Do sse instructions consume more power/energy?

Question 1

I actually did a study on this a few years ago. The answer depends on what exactly your question is:

In today's processors, power consumption is not much determined by the type of instruction (scalar vs. SIMD), but rather everything else such as:

Memory/cache
Instruction decoding
OOE, register file
And lots others.

So if the question is:

All other things being equal: Does a SIMD instruction consume more power than a scalar instruction.

For this, I dare to say yes.

One of my graduate school projects eventually became this answer: A side-by-side comparison of SSE2 (2-way SIMD) and AVX (4-way SIMD) did in fact show that AVX had a noticably higher power consumption and higher processor temperatures. (I don't remember the exact numbers though.)

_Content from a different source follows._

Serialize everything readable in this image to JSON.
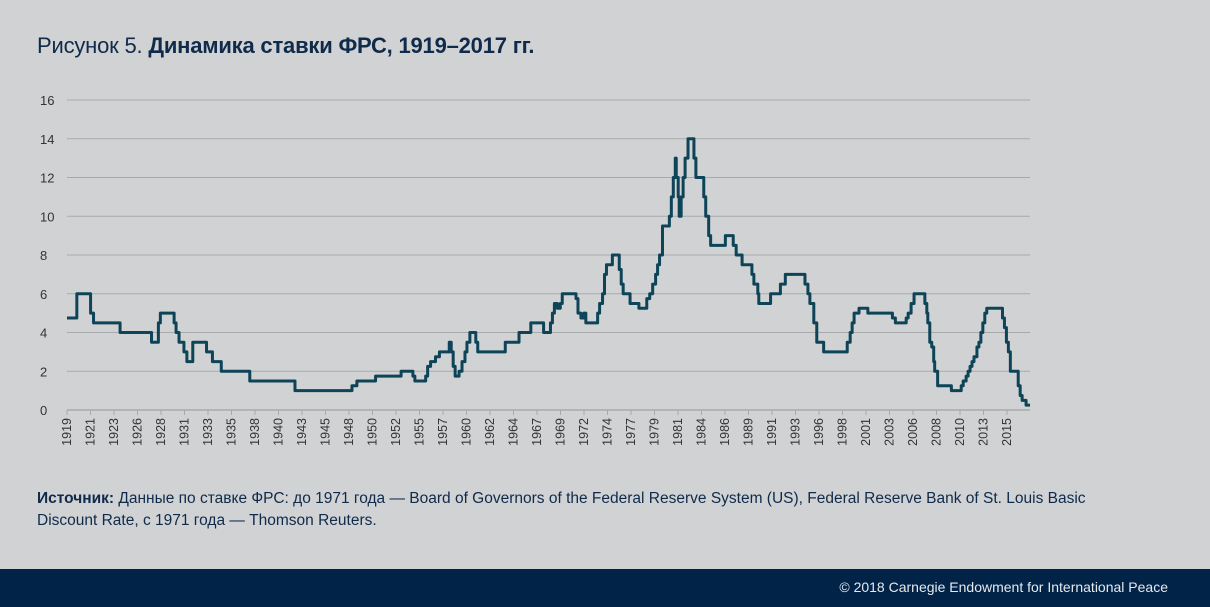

This is because the code is identical between the SSE and the AVX. Only the width of the instruction was different. And the AVX version did double the work.

But if the question is:

Will vectorizing my code to use SIMD consume more power than a scalar implementation.

There's numerous factors involved here so I'll avoid a direct answer:

Factors that reduce power consumption:

We need to remember that the point of SIMD is to improve performance. And if you can improve performance, your app will take less time to run thus saving you power.
Depending on the application and the implementation, SIMD will reduce the number instructions that are needed to do a certain task. That's because you're doing several operations per instruction.

Factors that increase power consumption:

As mentioned earlier, SIMD instructions do more work and can use more power than scalar equivalents.
Use of SIMD introduces overhead not present in scalar code (such as shuffle and permute instructions). These also need to go through the instruction execution pipeline.

Breaking it down:

Fewer instructions -> less overhead for issuing and executing them -> less power
Faster code -> run less time -> less power
SIMD takes more power to execute -> more power

So SIMD saves you power by making your app take less time. But while its running, it consumes more power per unit time. Who wins depends on the situation.

From my experience, for applications that get a worthwhile speedup from SIMD (or anything other method), the former usually wins and the power consumption goes down.

That's because run-time tends to be the dominant factor in power consumption for modern PCs (laptops, desktops, servers). The reason being that most of the power consumption is not in the CPU, but rather in everything else: motherboard, ram, hard drives, monitors, idle video cards, etc... most of which have a relatively fixed power draw.

For my computer, just keeping it on (idle) already draws more than half of what it can draw under an all-core SIMD load such as prime95 or Linpack. So if I can make an app 2x faster by means of SIMD/parallelization, I've almost certainly saved power.

Question 2

As Mystical's answer suggests, SIMD code tends to take slightly more power, but if the problem is amenable to vectorization, well-written SIMD code will run significantly faster; the speedup is almost always larger than the increase in power, which results in a decrease in the amount of energy (the integral of power over time) consumed.

This is broadly true not only for SIMD vectorization, but for nearly all optimization. Faster code is not just faster, but (almost universally) more energy efficient.

A nit about terminology: people frequently about "power" when they really want to talk about "energy". Power consumption in computing is really only relevant if you are engineering power supplies (obvious reasons) or engineering enclosures (because you want to know how much power you need to be able to disperse as heat). 99.999% of people aren't engaged in either one of those activities, and thus they really want to be keeping energy in mind (as computation / energy is the correct measure of how efficient a program is).

Question 3

This really depends on what you really want to know. Let me answer this question from the point of view of what I think a processor designer who may not care about all other power consumption (e.g. main memory) but only wants to know the power consumption in his/her piece of logic in a single core. I have two answers then.

1.) For a fixed frequency, a core with SIMD which gives a faster result likely uses more energy than a scalar core due to the extra complexity (circuit logic) of implementing SIMD.

2.) If the frequency is allowed to vary so that the scalar core finishes in the same time as the SIMD core I would argue that the SIMD core uses much less energy.

Edit: I changed the words power to energy since power is energy/time. I think the proper thing to compare is something like FLOPS/watt

Let me explain. The power of a processor goes as C*V^2*f where C is capacitance, V is voltage, and f is frequency. If you read this paper Optimizing Power using Transformations you can show that using two cores at half the frequency uses only 40% of the power of a single core at full frequency to the same calculation in the same amount of time.

I would argue that the same logic applies to other parallel methods such as SIMD and ILP (super-scalar). So instead of increasing the frequency with a scalar core if SIMD is implemented the same computation can be done in the same amount of time using much less energy (on the other had it makes the programming a lot more difficult).

GPU developers have used the principle of that paper to put them a few years ahead of Intel (by Moore's law) in processing potential. They run at lower frequencies than CPUs and use far more "cores" so for the same amount of electrical energy they get more potential processing power.